Published in the Westmount Examiner on March 31, 2011.
The recent controversy concerning Defence Minister Peter MacKay’s very public slip-up with regard to precisely which American state is found south of British Columbia is, in fact, no laughing matter (“MacKay gets last laugh after geography blunder”, Gazette, January 28, 2011, A-13). In effect, the Nova Scotia politician’s gaffe could be, unfortunately, only the tip of a much greater information insufficiency on the part of the head of one of the most important ministries in the national government.
During a thirty-five year career in high school education in the Greater Montreal area, I observed many students struggle with the most basic of geographic concepts. Regrettably, the dearth of topographical comprehension usually impinged on other subjects as well, particularly history. As a teacher of both history and geography, I made great efforts throughout my professional life to appreciate the true extent of the problem, and from where it came.
For instance, for the longest time at the very beginning of each academic year, I would hand out to all of my newly-assigned students a simple outline map of North America. It did not include either provincial or state lines, or, as I recall, the rather long border found between Canada and the United States. The Great Lakes, however, were displayed.
In order to assess their basic knowledge of the continent upon which they lived, I would ask the pupils to place numbers on where the following were, more or less, found on the map: Montreal, the St. Lawrence River, Newfoundland, Lake Superior, British Columbia, the Rocky Mountains, Saskatchewan, Hudson Bay, Florida, and California. Interestingly, by far and away the two geographic entities most scholars were successful at accurately situating on the outline map were Florida and California, with no student (as poor as some were) ever placing the latter immediately south of British Columbia. Nevertheless, many were embarrassingly unable to locate their own city (Montreal) on the map and, in general, did quite poorly on the entire pedagogical exercise.
As deplorable as these results may seem to us today, they pale in comparison to an unforgettable occasion in 1992 when, in an alternative school in NDG, I had a sixteen year old boy standing before a very colourful geo-political map of North America which was hanging from the blackboard in the front of the classroom. Imagine my amazement when I suddenly realized that on that larger than life representation the pupil in question was unable to distinguish between the land and the water! Although instinctively a bit sensitive (from my own experiences in high school) to self – esteem issues, the young man still became quite unsettled, blurting out (as I recall): “Well, why would I want to know that anyway”? Afterward, by way of just one example, I privately attempted to explain to him the importance of being able to read a simple road map if later in life he should decide to take an automobile holiday in unknown turf.
Inadequate knowledge of elementary geography certainly complicates, to say the least, a proper appreciation of the subject matter of history. It would be similar to finding oneself in a chemistry course without ever having been convinced that two and two totals four. To make matters even worse, numerous adolescents were totally unfamiliar with the very notion of the four cardinal directions as perceived on a map. Therefore, as such, when a high school history teacher attempts to explain by reference to a well-placed map in the front of the class that the European explorers sailed westward across the Atlantic Ocean, a significant number of students would have no idea about what he would be speaking.

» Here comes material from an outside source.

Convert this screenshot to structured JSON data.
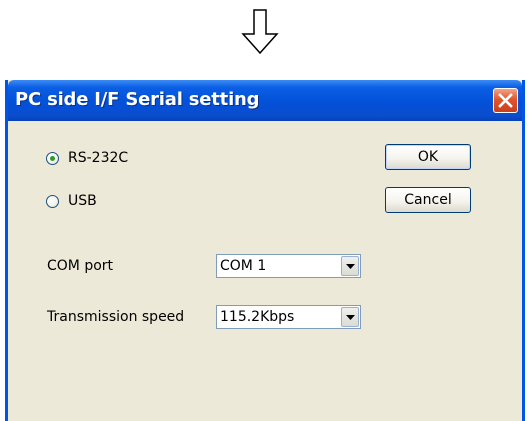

Having left the classroom and my vocation nearly five years ago, it is difficult for me to comment as to whether or not the state of affairs concerning this issue has improved in the last little while. Nevertheless, I do know that if the Defence Minister of the country is totally uninformed as to what is found directly south of the nation’s most western province, what are the prospects with regard to his awareness of the geography and history of other states as, for instance, Afghanistan and Libya?